The products also did not perform as well as consumers—and the manufacturers—had expected. “Unfortunately, the earlier tablet forms didn’t dissolve well in the wash, particularly in cold water,” Mr. Matises explained. “But today’s formulations have been updated and should not only dissolve more completely, but some in fact effervesce upon contact with the water, showing the consumer that the product is performing.”

The effervescent action, along with improved formulations, are geared toward building consumer confidence in what amounts to a comparatively newer application in the laundry detergent sector. The concept is a good fit for today’s consumer demand for ease-of-use or convenience items. Tablet form detergents currently on the market include Wisk Double Action Laundry tablets by Unilever, Purex tabs by Dial and Tide Rapid Action tablets by Procter & Gamble.

P&G executives say that the updated Tide Rapid Action Tablets have a special coating formulated to dissolve immediately in the washer, releasing cleaning and stain-fighting agents. The tablets are available in two-tablet packs for a single load.

“Tide Rapid Action Tablets provide the same outstanding level of cleaning as Tide in quick and easy tablet form, without mess or dosing worries,” said Craig Bahner, marketing director, U.S. Laundry, P&G. “We are pleased to offer consumers trusted Tide performance in tablet form and create an entirely new segment in laundry.”

According to Mr. Bahner, initial consumer testing has indicated that the product will be well received. “We believe that tablets will create a whole new generation of Tide lovers,” Mr. Bahner predicted.

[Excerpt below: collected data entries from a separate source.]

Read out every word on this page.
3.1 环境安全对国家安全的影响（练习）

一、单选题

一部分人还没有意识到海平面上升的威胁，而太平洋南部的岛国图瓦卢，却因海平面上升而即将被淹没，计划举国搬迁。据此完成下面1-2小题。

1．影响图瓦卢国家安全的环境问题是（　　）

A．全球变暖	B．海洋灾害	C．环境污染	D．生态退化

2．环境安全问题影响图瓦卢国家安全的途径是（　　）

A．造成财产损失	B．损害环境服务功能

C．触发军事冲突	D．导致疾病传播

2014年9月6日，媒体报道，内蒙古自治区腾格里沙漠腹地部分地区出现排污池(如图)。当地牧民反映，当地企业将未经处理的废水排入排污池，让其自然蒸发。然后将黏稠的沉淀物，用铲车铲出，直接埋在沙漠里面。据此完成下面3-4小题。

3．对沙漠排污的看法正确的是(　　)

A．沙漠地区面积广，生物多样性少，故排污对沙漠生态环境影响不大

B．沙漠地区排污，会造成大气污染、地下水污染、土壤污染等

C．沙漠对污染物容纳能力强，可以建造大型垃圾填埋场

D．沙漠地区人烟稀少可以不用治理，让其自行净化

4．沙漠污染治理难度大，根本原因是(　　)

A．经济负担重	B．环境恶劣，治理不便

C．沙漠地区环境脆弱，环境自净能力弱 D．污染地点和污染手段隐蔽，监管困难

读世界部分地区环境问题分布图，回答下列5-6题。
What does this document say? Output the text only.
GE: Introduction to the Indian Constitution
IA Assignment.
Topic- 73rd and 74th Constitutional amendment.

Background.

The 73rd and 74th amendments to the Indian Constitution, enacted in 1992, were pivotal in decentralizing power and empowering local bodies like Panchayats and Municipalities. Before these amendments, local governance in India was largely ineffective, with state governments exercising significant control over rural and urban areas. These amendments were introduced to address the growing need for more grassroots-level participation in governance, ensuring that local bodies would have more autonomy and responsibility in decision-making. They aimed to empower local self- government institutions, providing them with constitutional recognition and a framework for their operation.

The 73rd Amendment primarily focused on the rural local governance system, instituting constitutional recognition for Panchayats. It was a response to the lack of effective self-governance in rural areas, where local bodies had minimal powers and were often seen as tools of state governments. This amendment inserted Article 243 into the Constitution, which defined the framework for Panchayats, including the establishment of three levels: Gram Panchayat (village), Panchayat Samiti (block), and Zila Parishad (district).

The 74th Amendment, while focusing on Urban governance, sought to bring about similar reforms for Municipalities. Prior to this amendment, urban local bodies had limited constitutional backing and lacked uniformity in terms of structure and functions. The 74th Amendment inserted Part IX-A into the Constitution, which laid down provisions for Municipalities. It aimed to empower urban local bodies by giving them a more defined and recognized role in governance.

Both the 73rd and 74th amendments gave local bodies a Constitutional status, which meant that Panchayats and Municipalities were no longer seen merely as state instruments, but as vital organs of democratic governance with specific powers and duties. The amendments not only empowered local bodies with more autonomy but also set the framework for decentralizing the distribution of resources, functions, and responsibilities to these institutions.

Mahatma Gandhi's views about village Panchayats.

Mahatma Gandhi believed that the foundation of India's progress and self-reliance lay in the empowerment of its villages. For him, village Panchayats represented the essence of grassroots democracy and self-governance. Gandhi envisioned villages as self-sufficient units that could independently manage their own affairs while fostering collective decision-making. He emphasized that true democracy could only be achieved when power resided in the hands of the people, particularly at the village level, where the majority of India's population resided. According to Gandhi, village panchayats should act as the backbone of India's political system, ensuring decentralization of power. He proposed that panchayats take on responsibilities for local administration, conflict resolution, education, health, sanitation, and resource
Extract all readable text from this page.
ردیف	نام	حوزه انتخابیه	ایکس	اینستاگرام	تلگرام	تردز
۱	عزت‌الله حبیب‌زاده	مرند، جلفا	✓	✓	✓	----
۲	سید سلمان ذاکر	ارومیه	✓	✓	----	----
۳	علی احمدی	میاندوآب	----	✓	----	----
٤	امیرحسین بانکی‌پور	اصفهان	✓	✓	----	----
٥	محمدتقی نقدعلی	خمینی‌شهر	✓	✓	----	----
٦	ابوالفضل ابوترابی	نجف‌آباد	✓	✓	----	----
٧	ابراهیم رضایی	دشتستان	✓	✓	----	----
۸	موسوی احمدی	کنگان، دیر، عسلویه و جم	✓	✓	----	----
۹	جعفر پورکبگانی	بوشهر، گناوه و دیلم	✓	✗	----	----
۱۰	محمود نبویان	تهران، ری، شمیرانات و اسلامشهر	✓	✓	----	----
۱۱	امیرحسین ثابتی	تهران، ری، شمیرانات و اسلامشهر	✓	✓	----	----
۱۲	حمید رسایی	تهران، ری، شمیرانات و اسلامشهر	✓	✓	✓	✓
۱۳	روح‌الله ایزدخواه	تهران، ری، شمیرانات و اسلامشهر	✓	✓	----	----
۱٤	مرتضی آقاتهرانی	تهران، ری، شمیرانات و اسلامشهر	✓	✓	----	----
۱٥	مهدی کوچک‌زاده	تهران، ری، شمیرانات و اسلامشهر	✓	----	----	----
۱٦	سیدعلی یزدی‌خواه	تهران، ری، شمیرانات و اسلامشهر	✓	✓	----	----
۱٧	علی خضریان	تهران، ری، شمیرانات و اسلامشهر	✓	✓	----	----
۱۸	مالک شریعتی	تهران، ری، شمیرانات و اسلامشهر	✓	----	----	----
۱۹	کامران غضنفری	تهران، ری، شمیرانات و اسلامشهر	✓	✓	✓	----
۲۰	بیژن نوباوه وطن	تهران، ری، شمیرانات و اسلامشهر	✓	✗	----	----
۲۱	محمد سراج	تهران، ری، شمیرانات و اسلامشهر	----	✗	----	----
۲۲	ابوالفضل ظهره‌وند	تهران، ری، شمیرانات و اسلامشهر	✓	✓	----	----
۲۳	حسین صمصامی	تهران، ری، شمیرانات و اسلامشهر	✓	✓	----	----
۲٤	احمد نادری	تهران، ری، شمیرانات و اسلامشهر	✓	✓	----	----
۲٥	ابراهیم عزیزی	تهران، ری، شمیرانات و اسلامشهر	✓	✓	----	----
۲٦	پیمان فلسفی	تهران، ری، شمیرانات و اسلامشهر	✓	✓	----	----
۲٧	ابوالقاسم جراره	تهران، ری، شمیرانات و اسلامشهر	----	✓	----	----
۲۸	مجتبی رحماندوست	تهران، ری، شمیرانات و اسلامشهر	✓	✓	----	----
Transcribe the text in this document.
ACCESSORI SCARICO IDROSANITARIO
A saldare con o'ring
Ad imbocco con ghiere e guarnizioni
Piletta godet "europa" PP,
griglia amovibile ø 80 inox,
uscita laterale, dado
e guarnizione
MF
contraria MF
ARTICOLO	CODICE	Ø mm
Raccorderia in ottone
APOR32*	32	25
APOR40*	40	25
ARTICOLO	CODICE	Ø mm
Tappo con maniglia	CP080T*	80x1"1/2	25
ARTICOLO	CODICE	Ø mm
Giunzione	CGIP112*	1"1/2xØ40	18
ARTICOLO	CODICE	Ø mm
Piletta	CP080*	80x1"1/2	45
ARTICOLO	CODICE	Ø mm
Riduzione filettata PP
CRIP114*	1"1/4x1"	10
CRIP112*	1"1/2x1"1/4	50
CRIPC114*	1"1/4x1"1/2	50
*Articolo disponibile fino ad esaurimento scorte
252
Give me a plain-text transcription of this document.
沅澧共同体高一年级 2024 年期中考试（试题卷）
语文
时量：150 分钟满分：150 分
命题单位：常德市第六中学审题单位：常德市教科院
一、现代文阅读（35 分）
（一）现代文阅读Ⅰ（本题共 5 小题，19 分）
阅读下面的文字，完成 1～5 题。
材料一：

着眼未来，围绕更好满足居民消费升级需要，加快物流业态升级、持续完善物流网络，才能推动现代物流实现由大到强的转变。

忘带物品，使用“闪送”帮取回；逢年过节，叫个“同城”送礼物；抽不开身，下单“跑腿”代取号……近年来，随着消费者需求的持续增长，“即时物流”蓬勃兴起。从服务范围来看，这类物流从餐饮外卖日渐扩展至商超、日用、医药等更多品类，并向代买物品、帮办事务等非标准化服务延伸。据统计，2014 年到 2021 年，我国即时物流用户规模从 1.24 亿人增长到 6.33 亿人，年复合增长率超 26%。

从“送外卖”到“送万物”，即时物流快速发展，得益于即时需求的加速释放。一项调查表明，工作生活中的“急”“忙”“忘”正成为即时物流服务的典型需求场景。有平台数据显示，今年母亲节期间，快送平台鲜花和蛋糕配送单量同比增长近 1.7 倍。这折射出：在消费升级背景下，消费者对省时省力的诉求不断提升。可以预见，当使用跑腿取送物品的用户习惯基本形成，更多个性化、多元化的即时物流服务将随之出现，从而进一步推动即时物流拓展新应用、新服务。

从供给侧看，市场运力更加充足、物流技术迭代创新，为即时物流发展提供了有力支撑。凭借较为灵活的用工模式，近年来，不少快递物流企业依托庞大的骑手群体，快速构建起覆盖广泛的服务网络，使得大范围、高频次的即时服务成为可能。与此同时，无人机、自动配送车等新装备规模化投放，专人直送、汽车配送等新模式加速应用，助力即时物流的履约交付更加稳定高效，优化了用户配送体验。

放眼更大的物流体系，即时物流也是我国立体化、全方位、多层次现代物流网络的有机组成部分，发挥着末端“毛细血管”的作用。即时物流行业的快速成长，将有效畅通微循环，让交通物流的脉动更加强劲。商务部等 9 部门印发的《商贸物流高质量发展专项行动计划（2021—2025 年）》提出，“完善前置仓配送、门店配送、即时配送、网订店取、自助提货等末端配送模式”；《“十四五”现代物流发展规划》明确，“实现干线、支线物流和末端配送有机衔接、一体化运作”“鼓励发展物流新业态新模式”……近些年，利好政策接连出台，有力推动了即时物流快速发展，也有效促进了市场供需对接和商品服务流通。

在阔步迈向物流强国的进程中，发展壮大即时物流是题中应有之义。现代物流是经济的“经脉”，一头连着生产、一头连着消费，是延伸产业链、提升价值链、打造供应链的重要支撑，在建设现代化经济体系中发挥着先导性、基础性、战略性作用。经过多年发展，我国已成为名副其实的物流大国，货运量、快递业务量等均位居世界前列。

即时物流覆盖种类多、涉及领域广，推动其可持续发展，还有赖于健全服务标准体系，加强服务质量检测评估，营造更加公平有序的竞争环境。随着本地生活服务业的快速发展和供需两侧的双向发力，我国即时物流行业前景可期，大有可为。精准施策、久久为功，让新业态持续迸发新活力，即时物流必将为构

The tablets effervesce on contact with the water and have a fast-dissolving coating that breaks apart to a soft core which releases Tide’s cleaning power, he said.

Wisk tablets were introduced in 2000, while Purex tablets are due to come out early this year. “Tablets are an interesting product delivery option,” Ms. Demers observed. “But two consumer issues need to be addressed for this product form to be successful: first overcoming the fear that the tablet will not dissolve; and second, discovering whether consumers believe the tablet is more convenient and a good value given their cost per wash versus other forms.”

“The question now becomes whether or not the convenience of the product outweighs the price premium,” Mr. Matises pointed out. “Today’s formulations are superior, and there is no mess, no measuring and no spilling with a tablet application. However, the premium price is definitely higher per wash than most powders and liquids.” He noted that although the recommended use for the new tablets is two tablets per small washload, most consumers—especially households that include children—routinely wash in much larger loads, which require successively more tablets.

Michael Simone of Church & Dwight agreed. “We are aware of the various tablets currently on the market,” he insisted, “but we are taking a wait-and-see approach on tablet applications. We will be evaluating these segments in the time to come.”

Of course, price premium on newer convenience products is often an issue when the product is initially released to the public. Even liquid detergents were met with some resistance at their public debut in the 1960s due to the higher average price per washload. However, the benefits outweighed the then-substantial price difference.

Tablets may experience this evolution as well, according to Mr. Matises. “If laundry tablets succeed in today’s market, what we will most likely see in the future will be a value-added positioning of the product, which means a product that not only cleans but will contain fabric softening properties, colorfast actives or whitening benefits,” Mr. Matises opined.

Predictions aside, it is unlikely that the influx of detergent innovations will slow any time soon. As customer demand becomes more specific and free time grows ever shorter, the market is prepared to compensate with newer products, convenient delivery systems and all the added benefits a customer can desire.